Objective: Our objective was to gain better understanding of the efficacy and safety of CLO compared to non-infarct related PCI in patients with STEMI by conducting an updated meta-analysis.

Methods: A comprehensive search of PubMed, EMBASE and Google Scholar databases of randomized controlled trials (RCTs) was performed. Published data were extracted from each study and pooled using a random effects model to calculate pooled risk ratios (RR) and 95% confidence intervals (95% CI).

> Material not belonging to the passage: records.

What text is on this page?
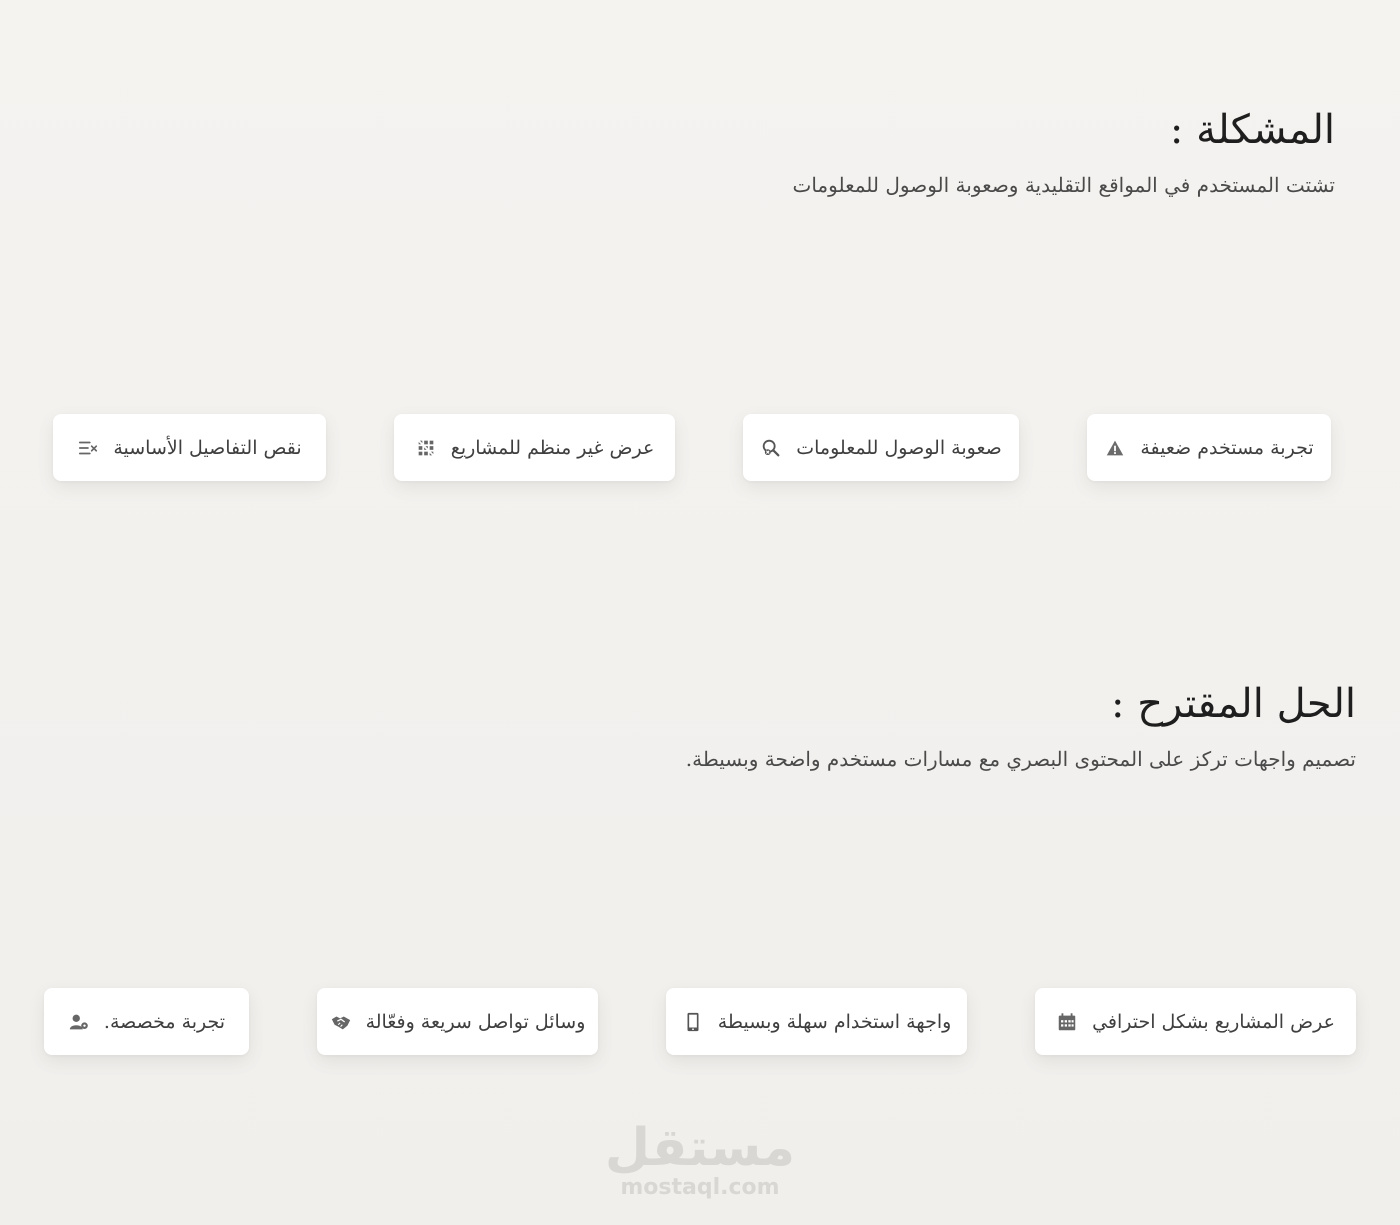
المشكلة :

تشتت المستخدم في المواقع التقليدية وصعوبة الوصول للمعلومات

تجربة مستخدم ضعيفة
صعوبة الوصول للمعلومات
عرض غير منظم للمشاريع
نقص التفاصيل الأساسية
الحل المقترح :

تصميم واجهات تركز على المحتوى البصري مع مسارات مستخدم واضحة وبسيطة.

عرض المشاريع بشكل احترافي
واجهة استخدام سهلة وبسيطة
وسائل تواصل سريعة وفعّالة
تجربة مخصصة.
مستقل
mostaql.com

Results: A total of 9 studies with 2989 patients were included. We found a significant difference favoring non-infarct related PCI during STEMI in terms of major adverse cardiovascular events (MACE) (RR: 0.54, 95% CI: 0.41 - 0.71, P: < 0.001). This was primarily driven by the need for urgent revascularization (RR: 0.43, 95% CI: 0.30 - 0.59, P: < 0.001) and rates of re-infarction (RR: 0.55, 95% CI: 0.32 - 0.94, p = 0.030). However, there was no difference in terms of all-cause mortality (RR: 0.77, 95% CI: 0.54 - 1.10, P: 0.149) (Fig. 1)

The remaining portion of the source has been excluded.